Well, all the conflict resolution training, all the papers and books I poured over to come up with methods to work on the problems to eliminate them, all the positive ideas I was ready to apply - all out the window. Here is what happened:
A customer had called the company to schedule an audit of the facility. Instead of referring the customer to the QA manager (their documentation clearly states that all audits are scheduled through QA) the GM took the call and scheduled the audit according to his schedule. Apparently, after this, the customer calls back needing to reschedule and the call was put through to the QA manager. Well the GM had not said anything about the initial call to the QA manager so he knew nothing about it. Apparently without letting on to the customer that he was not aware of the initial scheduling, the QA manager accepted the reschedule dates. It was a week between the original schedule call and the reschedule call.

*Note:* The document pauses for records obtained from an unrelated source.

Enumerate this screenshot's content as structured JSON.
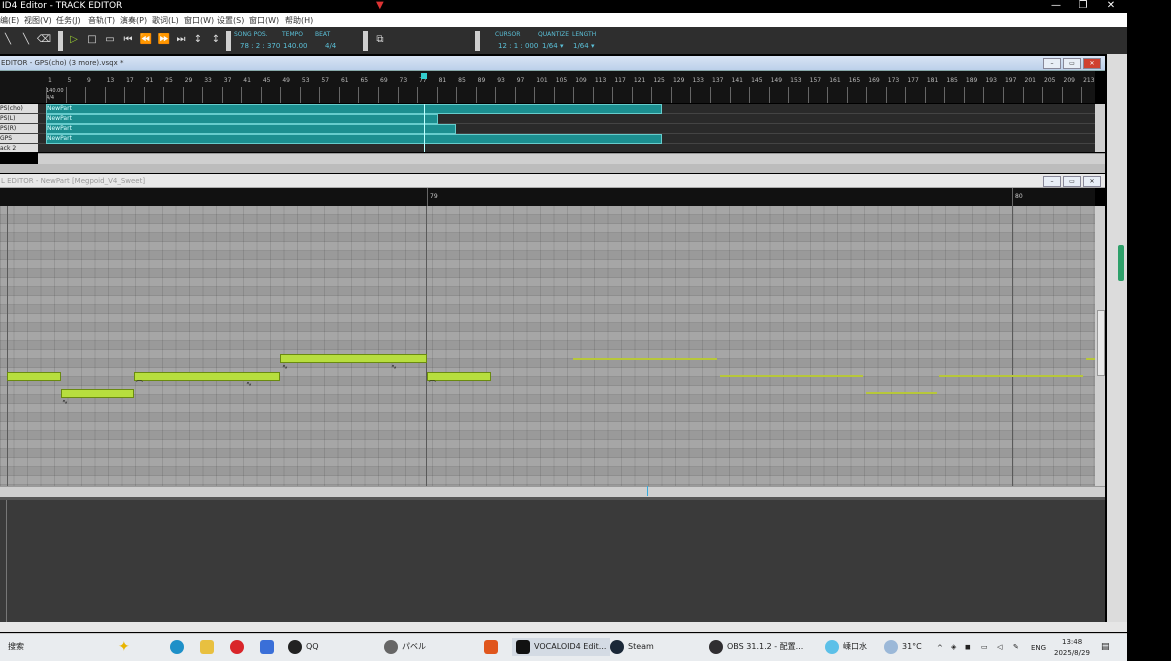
{
  "window": {
    "title": "ID4 Editor - TRACK EDITOR",
    "min": "—",
    "max": "❐",
    "close": "✕"
  },
  "menu": [
    "编(E)",
    "视图(V)",
    "任务(J)",
    "音轨(T)",
    "演奏(P)",
    "歌词(L)",
    "窗口(W)",
    "设置(S)",
    "窗口(W)",
    "帮助(H)"
  ],
  "toolbar": {
    "song_pos_label": "SONG POS.",
    "song_pos_value": "78 : 2 : 370",
    "tempo_label": "TEMPO",
    "tempo_value": "140.00",
    "beat_label": "BEAT",
    "beat_value": "4/4",
    "cursor_label": "CURSOR",
    "cursor_value": "12 : 1 : 000",
    "quantize_label": "QUANTIZE",
    "quantize_value": "1/64 ▾",
    "length_label": "LENGTH",
    "length_value": "1/64 ▾"
  },
  "track_editor": {
    "title": "EDITOR - GPS(cho) (3 more).vsqx *",
    "ruler_numbers": [
      "1",
      "5",
      "9",
      "13",
      "17",
      "21",
      "25",
      "29",
      "33",
      "37",
      "41",
      "45",
      "49",
      "53",
      "57",
      "61",
      "65",
      "69",
      "73",
      "77",
      "81",
      "85",
      "89",
      "93",
      "97",
      "101",
      "105",
      "109",
      "113",
      "117",
      "121",
      "125",
      "129",
      "133",
      "137",
      "141",
      "145",
      "149",
      "153",
      "157",
      "161",
      "165",
      "169",
      "173",
      "177",
      "181",
      "185",
      "189",
      "193",
      "197",
      "201",
      "205",
      "209",
      "213"
    ],
    "tempo_marker": "140.00",
    "beat_marker": "4/4",
    "tracks": [
      {
        "name": "PS(cho)",
        "part": "NewPart"
      },
      {
        "name": "PS(L)",
        "part": "NewPart"
      },
      {
        "name": "PS(R)",
        "part": "NewPart"
      },
      {
        "name": "GPS",
        "part": "NewPart"
      },
      {
        "name": "ack 2",
        "part": ""
      }
    ]
  },
  "piano_roll": {
    "title": "L EDITOR - NewPart [Megpoid_V4_Sweet]",
    "ruler": [
      "79",
      "80"
    ]
  },
  "taskbar": {
    "search": "搜索",
    "apps": [
      {
        "label": "QQ"
      },
      {
        "label": "パベル"
      },
      {
        "label": "VOCALOID4 Edit..."
      },
      {
        "label": "Steam"
      },
      {
        "label": "OBS 31.1.2 - 配置..."
      }
    ],
    "weather_city": "嵊口水",
    "temperature": "31°C",
    "lang": "ENG",
    "time": "13:48",
    "date": "2025/8/29"
  },
  "colors": {
    "accent_teal": "#1c8f90",
    "note_green": "#b7de3e",
    "label_cyan": "#5bc0d8"
  }
}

The QA manager approached the GM on this and the GM claims he had no choice in making the schedule, the customer called him and there were a lot of other things discussed and that he 'simply' forgot to tell the QA manager. This infuriated the QA manager to the point that the heated discussion I overheard through the walls was the QA manager making his last plea to the GM to let him do his job. Not getting a satisfactory answer, the QA manager walked out. He did not return on Thursday or Friday. I spoke to him Friday afternoon and he says he is not going back and in fact on Thursday was offered another job and he took it (according to him - anyone want a job?)

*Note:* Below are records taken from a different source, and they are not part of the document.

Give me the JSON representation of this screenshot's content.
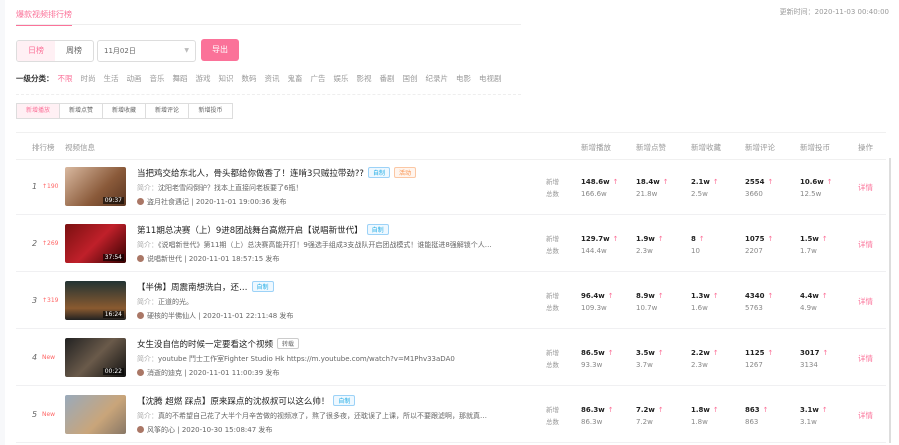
{
  "header": {
    "title": "爆款视频排行榜",
    "updated": "更新时间：2020-11-03 00:40:00"
  },
  "controls": {
    "day": "日榜",
    "week": "周榜",
    "date": "11月02日",
    "export": "导出"
  },
  "categories": {
    "label": "一级分类：",
    "items": [
      "不限",
      "时尚",
      "生活",
      "动画",
      "音乐",
      "舞蹈",
      "游戏",
      "知识",
      "数码",
      "资讯",
      "鬼畜",
      "广告",
      "娱乐",
      "影视",
      "番剧",
      "国创",
      "纪录片",
      "电影",
      "电视剧"
    ]
  },
  "metric_tabs": [
    "新增播放",
    "新增点赞",
    "新增收藏",
    "新增评论",
    "新增投币"
  ],
  "columns": {
    "rank": "排行榜",
    "info": "视频信息",
    "play": "新增播放",
    "like": "新增点赞",
    "fav": "新增收藏",
    "comment": "新增评论",
    "coin": "新增投币",
    "op": "操作"
  },
  "row_labels": {
    "new": "新增",
    "total": "总数",
    "detail": "详情",
    "desc_prefix": "简介："
  },
  "rows": [
    {
      "rank": "1",
      "change": "↑190",
      "duration": "09:37",
      "title": "当把鸡交给东北人，骨头都给你做香了！连啃3只贼拉带劲??",
      "tags": [
        "自制",
        "活动"
      ],
      "desc": "沈阳老雪闷倒驴？找本上直接问老板要了6瓶！",
      "author": "盗月社食遇记",
      "time": "| 2020-11-01 19:00:36 发布",
      "play": [
        "148.6w",
        "166.6w"
      ],
      "like": [
        "18.4w",
        "21.8w"
      ],
      "fav": [
        "2.1w",
        "2.5w"
      ],
      "comment": [
        "2554",
        "3660"
      ],
      "coin": [
        "10.6w",
        "12.5w"
      ]
    },
    {
      "rank": "2",
      "change": "↑269",
      "duration": "37:54",
      "title": "第11期总决赛（上）9进8团战舞台高燃开启【说唱新世代】",
      "tags": [
        "自制"
      ],
      "desc": "《说唱新世代》第11期（上）总决赛高能开打！9强选手组成3支战队开启团战模式！谁能挺进8强解锁个人…",
      "author": "说唱新世代",
      "time": "| 2020-11-01 18:57:15 发布",
      "play": [
        "129.7w",
        "144.4w"
      ],
      "like": [
        "1.9w",
        "2.3w"
      ],
      "fav": [
        "8",
        "10"
      ],
      "comment": [
        "1075",
        "2207"
      ],
      "coin": [
        "1.5w",
        "1.7w"
      ]
    },
    {
      "rank": "3",
      "change": "↑319",
      "duration": "16:24",
      "title": "【半佛】周震南想洗白，还…",
      "tags": [
        "自制"
      ],
      "desc": "正道的光。",
      "author": "硬核的半佛仙人",
      "time": "| 2020-11-01 22:11:48 发布",
      "play": [
        "96.4w",
        "109.3w"
      ],
      "like": [
        "8.9w",
        "10.7w"
      ],
      "fav": [
        "1.3w",
        "1.6w"
      ],
      "comment": [
        "4340",
        "5763"
      ],
      "coin": [
        "4.4w",
        "4.9w"
      ]
    },
    {
      "rank": "4",
      "change": "New",
      "duration": "00:22",
      "title": "女生没自信的时候一定要看这个视频",
      "tags": [
        "转载"
      ],
      "desc": "youtube 鬥士工作室Fighter Studio Hk https://m.youtube.com/watch?v=M1Phv33aDA0",
      "author": "消逝的迪克",
      "time": "| 2020-11-01 11:00:39 发布",
      "play": [
        "86.5w",
        "93.3w"
      ],
      "like": [
        "3.5w",
        "3.7w"
      ],
      "fav": [
        "2.2w",
        "2.3w"
      ],
      "comment": [
        "1125",
        "1267"
      ],
      "coin": [
        "3017",
        "3134"
      ]
    },
    {
      "rank": "5",
      "change": "New",
      "duration": "",
      "title": "【沈腾 超燃 踩点】原来踩点的沈叔叔可以这么帅！",
      "tags": [
        "自制"
      ],
      "desc": "真的不希望自己花了大半个月辛苦做的视频凉了，熬了很多夜，还耽误了上课，所以不要跟滤啊，那就真…",
      "author": "风筝的心",
      "time": "| 2020-10-30 15:08:47 发布",
      "play": [
        "86.3w",
        "86.3w"
      ],
      "like": [
        "7.2w",
        "7.2w"
      ],
      "fav": [
        "1.8w",
        "1.8w"
      ],
      "comment": [
        "863",
        "863"
      ],
      "coin": [
        "3.1w",
        "3.1w"
      ]
    }
  ]
}
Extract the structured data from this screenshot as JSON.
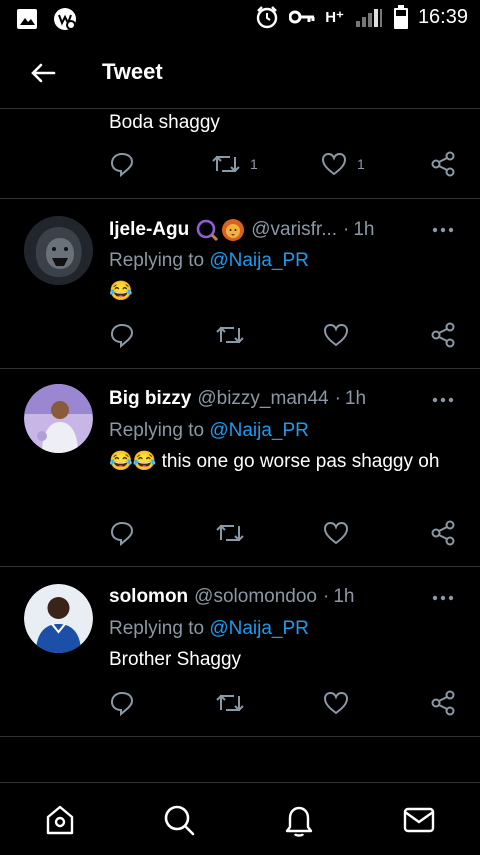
{
  "status_bar": {
    "time": "16:39",
    "network": "H⁺",
    "icons": [
      "gallery-icon",
      "app-badge-icon",
      "alarm-icon",
      "key-icon",
      "signal-icon",
      "battery-icon"
    ]
  },
  "header": {
    "title": "Tweet",
    "back_icon": "arrow-left-icon"
  },
  "tweets": [
    {
      "body": "Boda shaggy",
      "actions": {
        "retweet_count": "1",
        "like_count": "1"
      }
    },
    {
      "name": "Ijele-Agu",
      "name_emojis": [
        "magnifier-ring-icon",
        "lion-face-icon"
      ],
      "handle": "@varisfr...",
      "time": "1h",
      "replying_prefix": "Replying to",
      "replying_to": "@Naija_PR",
      "body": "😂",
      "avatar": "lion-avatar"
    },
    {
      "name": "Big bizzy",
      "handle": "@bizzy_man44",
      "time": "1h",
      "replying_prefix": "Replying to",
      "replying_to": "@Naija_PR",
      "body": "😂😂 this one go worse pas shaggy oh",
      "avatar": "person-avatar"
    },
    {
      "name": "solomon",
      "handle": "@solomondoo",
      "time": "1h",
      "replying_prefix": "Replying to",
      "replying_to": "@Naija_PR",
      "body": "Brother Shaggy",
      "avatar": "person-avatar"
    }
  ],
  "bottom_nav": [
    "home-icon",
    "search-icon",
    "notifications-icon",
    "messages-icon"
  ],
  "colors": {
    "background": "#000000",
    "text": "#ffffff",
    "secondary": "#8b98a5",
    "accent": "#1d9bf0",
    "divider": "#2f3336"
  }
}
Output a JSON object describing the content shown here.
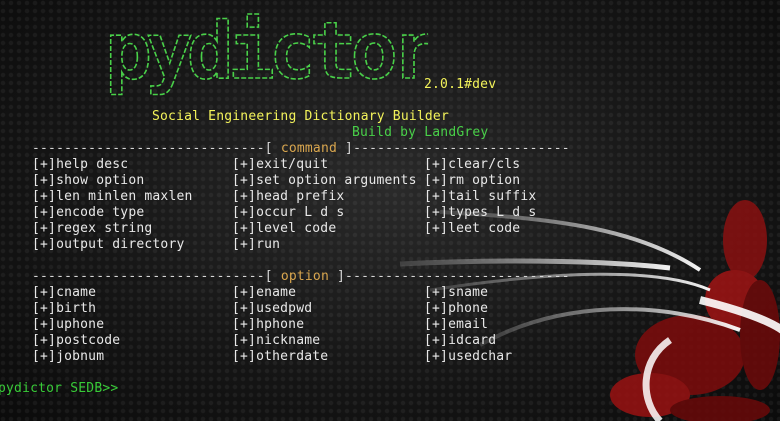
{
  "banner": {
    "logo_text": "pydictor",
    "version": "2.0.1#dev",
    "subtitle": "Social Engineering Dictionary Builder",
    "author": "Build by LandGrey"
  },
  "command_section": {
    "left_dashes": "-----------------------------[ ",
    "title": "command",
    "right_dashes": " ]---------------------------",
    "rows": [
      [
        "[+]help desc",
        "[+]exit/quit",
        "[+]clear/cls"
      ],
      [
        "[+]show option",
        "[+]set option arguments",
        "[+]rm option"
      ],
      [
        "[+]len minlen maxlen",
        "[+]head prefix",
        "[+]tail suffix"
      ],
      [
        "[+]encode type",
        "[+]occur L d s",
        "[+]types L d s"
      ],
      [
        "[+]regex string",
        "[+]level code",
        "[+]leet code"
      ],
      [
        "[+]output directory",
        "[+]run",
        ""
      ]
    ]
  },
  "option_section": {
    "left_dashes": "-----------------------------[ ",
    "title": "option",
    "right_dashes": " ]----------------------------",
    "rows": [
      [
        "[+]cname",
        "[+]ename",
        "[+]sname"
      ],
      [
        "[+]birth",
        "[+]usedpwd",
        "[+]phone"
      ],
      [
        "[+]uphone",
        "[+]hphone",
        "[+]email"
      ],
      [
        "[+]postcode",
        "[+]nickname",
        "[+]idcard"
      ],
      [
        "[+]jobnum",
        "[+]otherdate",
        "[+]usedchar"
      ]
    ]
  },
  "prompt": "pydictor SEDB>>",
  "colors": {
    "logo_green": "#49d049",
    "version_yellow": "#f3f35a",
    "section_title_orange": "#d9a64e",
    "prompt_green": "#38cc38"
  }
}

The GM's take: "The QA manager was not worth his salary. We paid him a lot of money and all he had were ideas about changing. Not everything is improvement you know! ISO isn't everything. This is not about quality." (meantime the company has lost almost 50% of it's market share - directly attributable to poor quality - the reason they hired the QA manager and went for ISO in the first place.)
The owners take: "If someone wants to leave the company I cannot make him stay. He was bright, creative and obviously good at what he does. He did a lot for us in getting ISO - we would not have it otherwise. It is just too bad he could not see things like **** (the GM)." (not sure what she is thinking with this one. With seeing what little I did of documentation to support the loss of market share and the state of quality, better than 75% of it can be attributed to the GM's lack of responsibility. The owner is insistent on keeping him as GM because he is very knowledgeable on their product even though he demonstrates little or no managerial or leadership skills.)
I called the QA manager at home and spoke to him. We met Friday evening outside of the work place. He just wanted to let me know his side of the whole story. And what a side it turned out to be. Of course I cannot substantiate a lot of what he relayed to me - no objective proof without returning to the company - but it all seemed entirely plausible and more than likely entirely true. It would be way to long a story to relay here.
So, before writing this post I finished my final report to the owner. Since my subsequent involvement was as a mediator and there is no longer a situation to mediate, I terminated my working relationship with the company. On Friday the owner and GM, very seriously offered me the QA position. I very politely declined. The QA managers story is quite a story - a horror story. Every QA managers worst nightmare.
Not sure what the lesson here is for everyone. I was hoping there would be a more equitable solution to the problem. I know that the relationship between the QA manager and other management can be a very strained one at times simply due to the different outlooks and approaches used. Personally I feel the GM is wrong in his position, attitude and actions and cannot believe that he is in the position he is in. I feel the QA manager, although more in the right here, needs to learn how better to approach a conflict and better interpersonal problem solving skills. The owner, now here is a different story. I cannot believe that the owner wants to keep the GM after he has shown how he can diminish the business and the moral of employees (there are many others that are not happy with the GM) and would be willing to let the QA manager go without any attempt at all to keep him when he was the first in many years to show that profits could be increased, scrap could be reduced and customers could be won back and retained.